Amativeness Jokes

One day, there are friends having fun.

Hours later, one of the friends, Alice, wanted to leave and said, "Cya guys, I'm just gonna hang in the tree and have some fresh air."

And they all agree.

Hours go by, and the group of friends are ready to go home, but then they see a tree in the distance that looks like someone is hanging on the tree with a tight rope.

A doctor is at a bar one night and notices a young lady at the counter. He approaches her and says, "Hello there miss, pardon my intrusion, but I was curious to know, if someone were to pay you a million dollars to sleep with them, would you?"

The young lady smiles and says, "That's a lot of money, of course, I would."

The doctor smiles and says, "That's interesting, but what if someone were to pay you 5 dollars to sleep with them, would you?"

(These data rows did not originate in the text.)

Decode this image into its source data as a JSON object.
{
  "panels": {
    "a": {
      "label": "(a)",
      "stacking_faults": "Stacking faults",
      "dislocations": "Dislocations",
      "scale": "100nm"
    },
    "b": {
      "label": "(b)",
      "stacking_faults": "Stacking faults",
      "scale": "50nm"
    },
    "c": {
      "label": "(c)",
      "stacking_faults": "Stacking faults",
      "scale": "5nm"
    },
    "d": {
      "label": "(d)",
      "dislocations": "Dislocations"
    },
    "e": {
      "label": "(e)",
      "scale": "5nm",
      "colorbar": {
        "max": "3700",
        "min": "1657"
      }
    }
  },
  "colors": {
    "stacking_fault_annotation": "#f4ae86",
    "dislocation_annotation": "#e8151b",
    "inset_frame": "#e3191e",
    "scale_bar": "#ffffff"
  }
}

The young lady says, "What, are you joking? That's no money at all. Of course, I wouldn't. What do you think I am?"

The Doctor smiles again and says, "We already established what you are, now we're trying to establish a price."

Three guys are standing in an alley on an alien planet, and the psycho one says, "However many tits your girl has is how many balls you have!"

The first guy says, "Ha! My girlfriend has six! I'm racked up!" The second guy said, "Eh, I am happy with two balls." The third guy said, "Shit! My girlfriend is flat as fuck!"

A guy listening in enters and says, "Bro, you actually have girlfriends. I do not. Does that mean I have a pussy?"

Hello, I am back with more mind-blowing facts.

1. Why are cookies called cookies and bacon called bacon when you bake cookies and cook bacon?

2. If you tuck your shirt into your trousers and it is called tucking your shirt in, does that mean if your shirt is over your trousers, doesn't that mean it's called tucking your trousers into your shirt?

I was at a friend's place yesterday, and... There was a mother, father, three sons, and a daughter.

That night the mother and father started fucking each other. I yelled and told them there are innocent children in this house.

An hour later, they started up again. I walked to their room and they were asleep, so I looked in the brothers' room and all three brothers were fucking the sister.

I sighed at this. "Incest aside, you guys make a cute family." I started, "So Anna, when am I gonna have nieces and nephews?" They stopped instantly and went to sleep. "Thank you," I replied before walking back to my room they let me sleep in and I passed out for the rest of the night.

At gym class today, my friend made this song:

🎵 I’m a Barbie girl, I am fantastic, my boobs are plastic!

Little Johnny is my son, and he got hit by a semi-truck owned by a Russian. Now I am on my way on a nuclear submarine with a Burger King Whopper to Moscow, then take revenge for little Johnny!

Spock went to the Enterprise's toilet and he knocked on it. "Kirk, are you in there?" Spock asked.

Kirk answered, "Hold on, I am making a captain's log."

My neighbor has been mad at his wife for sunbathing nude. I personally am on the fence.

Guy is at athletic meet. Asks guy if he is a pole vaulter.

He replies, "No I am German and how did you know my name was Walter?"

Good afternoon. My name is Russell, and I am a wilderness explorer of Tribe 54, Sweat Lodge 12. Are you in need of any assistance today, sir?